Elon Musk and Vivek Ramaswamy’s leadership in the Department of Government Efficiency (DOGE) signals a transformative vision to rejuvenate America through targeted deregulation. Musk’s critique of overregulation as “strangulation” resonates amid glaring inefficiencies delaying broadband expansion, medical innovation, and critical infrastructure. By trimming bureaucratic excess and fostering clarity in emerging sectors like AI and cryptocurrency, DOGE could unlock unprecedented economic and technological growth. This initiative represents a bipartisan call for streamlined governance, offering America a rare chance to reinvigorate its regulatory framework and reclaim its position as a hub of innovation, progress, and efficiency.

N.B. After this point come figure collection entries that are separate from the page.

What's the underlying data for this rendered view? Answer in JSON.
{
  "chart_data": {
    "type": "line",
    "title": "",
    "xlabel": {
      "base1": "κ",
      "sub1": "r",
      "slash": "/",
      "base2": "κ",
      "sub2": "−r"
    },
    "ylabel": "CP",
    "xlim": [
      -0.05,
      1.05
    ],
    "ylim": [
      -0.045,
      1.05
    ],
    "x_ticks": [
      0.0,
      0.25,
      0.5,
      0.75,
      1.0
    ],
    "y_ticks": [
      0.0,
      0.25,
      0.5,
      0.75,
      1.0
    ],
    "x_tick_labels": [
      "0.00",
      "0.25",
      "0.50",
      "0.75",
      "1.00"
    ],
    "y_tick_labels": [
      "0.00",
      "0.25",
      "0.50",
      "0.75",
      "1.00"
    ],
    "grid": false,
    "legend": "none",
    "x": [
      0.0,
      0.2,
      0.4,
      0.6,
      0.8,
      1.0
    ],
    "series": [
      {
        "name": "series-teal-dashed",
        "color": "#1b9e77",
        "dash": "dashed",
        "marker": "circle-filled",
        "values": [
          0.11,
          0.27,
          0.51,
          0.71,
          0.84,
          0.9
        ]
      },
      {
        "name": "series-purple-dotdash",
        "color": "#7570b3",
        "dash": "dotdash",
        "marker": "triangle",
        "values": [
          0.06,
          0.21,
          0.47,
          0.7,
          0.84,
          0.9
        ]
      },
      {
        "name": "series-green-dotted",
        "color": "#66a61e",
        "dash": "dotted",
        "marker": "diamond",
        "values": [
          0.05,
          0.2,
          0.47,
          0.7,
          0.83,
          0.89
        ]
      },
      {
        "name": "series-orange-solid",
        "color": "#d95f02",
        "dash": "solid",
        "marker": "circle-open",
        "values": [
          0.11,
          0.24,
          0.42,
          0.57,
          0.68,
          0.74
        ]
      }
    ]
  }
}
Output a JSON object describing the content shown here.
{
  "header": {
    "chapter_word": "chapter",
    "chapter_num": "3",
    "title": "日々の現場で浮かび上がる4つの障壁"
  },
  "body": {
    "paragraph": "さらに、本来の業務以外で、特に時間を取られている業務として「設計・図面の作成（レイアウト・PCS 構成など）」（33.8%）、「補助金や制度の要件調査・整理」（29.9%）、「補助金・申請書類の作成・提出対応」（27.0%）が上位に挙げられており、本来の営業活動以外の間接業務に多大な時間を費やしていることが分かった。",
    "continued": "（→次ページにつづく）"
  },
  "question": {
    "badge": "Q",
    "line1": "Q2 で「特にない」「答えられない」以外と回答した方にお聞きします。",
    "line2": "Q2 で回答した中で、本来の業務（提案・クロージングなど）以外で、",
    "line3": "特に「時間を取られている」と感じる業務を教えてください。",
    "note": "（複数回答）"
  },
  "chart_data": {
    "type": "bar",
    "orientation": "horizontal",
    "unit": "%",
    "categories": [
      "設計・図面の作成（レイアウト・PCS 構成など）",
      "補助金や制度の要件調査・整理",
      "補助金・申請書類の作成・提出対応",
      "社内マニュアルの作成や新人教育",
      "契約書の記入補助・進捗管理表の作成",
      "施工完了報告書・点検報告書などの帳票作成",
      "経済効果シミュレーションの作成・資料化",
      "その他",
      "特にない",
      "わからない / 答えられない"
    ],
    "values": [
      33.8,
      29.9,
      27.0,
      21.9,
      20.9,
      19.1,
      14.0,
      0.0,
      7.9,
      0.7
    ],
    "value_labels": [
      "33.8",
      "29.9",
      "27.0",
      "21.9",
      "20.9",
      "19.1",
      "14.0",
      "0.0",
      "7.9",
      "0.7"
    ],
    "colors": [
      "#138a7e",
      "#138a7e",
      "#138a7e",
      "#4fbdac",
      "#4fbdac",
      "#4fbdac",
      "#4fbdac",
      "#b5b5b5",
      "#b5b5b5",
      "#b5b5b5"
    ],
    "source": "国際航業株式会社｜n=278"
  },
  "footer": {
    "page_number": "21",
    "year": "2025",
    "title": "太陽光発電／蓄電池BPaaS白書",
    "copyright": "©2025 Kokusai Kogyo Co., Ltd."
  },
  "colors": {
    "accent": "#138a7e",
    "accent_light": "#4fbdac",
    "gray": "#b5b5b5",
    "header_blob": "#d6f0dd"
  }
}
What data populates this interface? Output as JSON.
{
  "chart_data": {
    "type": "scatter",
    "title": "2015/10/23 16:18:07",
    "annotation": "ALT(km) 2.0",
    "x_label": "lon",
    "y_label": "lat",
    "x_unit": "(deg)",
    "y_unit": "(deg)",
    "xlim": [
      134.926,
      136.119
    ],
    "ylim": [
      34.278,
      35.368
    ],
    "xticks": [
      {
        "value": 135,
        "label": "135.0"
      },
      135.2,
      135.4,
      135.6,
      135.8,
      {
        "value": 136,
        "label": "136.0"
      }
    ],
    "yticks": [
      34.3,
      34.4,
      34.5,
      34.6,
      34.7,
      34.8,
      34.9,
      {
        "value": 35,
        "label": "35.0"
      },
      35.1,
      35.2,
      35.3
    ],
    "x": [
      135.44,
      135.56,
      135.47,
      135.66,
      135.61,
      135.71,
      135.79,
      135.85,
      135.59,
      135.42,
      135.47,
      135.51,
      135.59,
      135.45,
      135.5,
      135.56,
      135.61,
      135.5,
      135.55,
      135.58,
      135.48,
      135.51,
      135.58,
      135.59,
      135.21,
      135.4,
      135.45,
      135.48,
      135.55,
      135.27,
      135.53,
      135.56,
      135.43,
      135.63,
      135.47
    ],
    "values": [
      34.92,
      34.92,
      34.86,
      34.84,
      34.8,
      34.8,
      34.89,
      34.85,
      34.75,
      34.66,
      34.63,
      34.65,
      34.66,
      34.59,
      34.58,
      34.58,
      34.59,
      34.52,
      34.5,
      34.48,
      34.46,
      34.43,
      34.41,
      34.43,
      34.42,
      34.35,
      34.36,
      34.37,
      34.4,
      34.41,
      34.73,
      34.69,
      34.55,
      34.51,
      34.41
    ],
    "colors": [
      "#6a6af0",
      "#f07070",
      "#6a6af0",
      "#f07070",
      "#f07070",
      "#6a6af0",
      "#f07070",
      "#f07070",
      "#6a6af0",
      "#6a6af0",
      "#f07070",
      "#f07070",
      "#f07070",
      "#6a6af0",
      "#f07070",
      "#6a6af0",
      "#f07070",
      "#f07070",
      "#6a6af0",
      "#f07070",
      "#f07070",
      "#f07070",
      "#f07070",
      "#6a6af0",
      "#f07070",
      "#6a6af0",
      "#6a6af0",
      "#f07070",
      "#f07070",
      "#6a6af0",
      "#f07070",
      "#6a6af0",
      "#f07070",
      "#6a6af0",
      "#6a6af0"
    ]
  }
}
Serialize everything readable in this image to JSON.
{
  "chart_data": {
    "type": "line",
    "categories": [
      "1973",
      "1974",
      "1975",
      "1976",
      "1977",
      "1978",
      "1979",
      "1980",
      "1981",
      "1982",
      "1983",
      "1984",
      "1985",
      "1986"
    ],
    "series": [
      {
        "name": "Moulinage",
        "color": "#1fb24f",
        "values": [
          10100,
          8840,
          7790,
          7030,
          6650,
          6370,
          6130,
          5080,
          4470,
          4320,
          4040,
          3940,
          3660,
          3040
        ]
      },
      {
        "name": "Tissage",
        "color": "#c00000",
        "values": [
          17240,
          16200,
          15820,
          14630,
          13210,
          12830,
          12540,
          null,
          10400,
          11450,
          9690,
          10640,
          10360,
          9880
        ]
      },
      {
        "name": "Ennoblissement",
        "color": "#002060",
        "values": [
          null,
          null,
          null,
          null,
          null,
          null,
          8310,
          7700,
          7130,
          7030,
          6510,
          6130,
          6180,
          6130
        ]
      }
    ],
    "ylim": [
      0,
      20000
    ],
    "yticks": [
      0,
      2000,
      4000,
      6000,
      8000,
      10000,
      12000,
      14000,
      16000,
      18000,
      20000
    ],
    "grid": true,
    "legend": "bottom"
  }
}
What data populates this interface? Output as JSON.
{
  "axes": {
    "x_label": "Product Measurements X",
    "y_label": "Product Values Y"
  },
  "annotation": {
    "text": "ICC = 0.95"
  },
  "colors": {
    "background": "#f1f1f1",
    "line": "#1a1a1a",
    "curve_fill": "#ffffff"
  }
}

Elon Musk and Vivek Ramaswamy’s DOGE initiative is a quixotic venture, rooted more in tech-bro hubris than in governance. Musk envisions slashing $2T in "waste," despite the fiscal and legal realities that make such cuts impractical, if not unconstitutional. Ramaswamy’s bluster about dismantling agencies lacks grounding in federal processes or political feasibility. Without congressional authority, DOGE wields no genuine power, reducing it to a vanity project for Musk’s ego and crypto memes. Ultimately, DOGE seems destined to flounder, serving as a cautionary tale of overreach rather than a transformative force in government efficiency.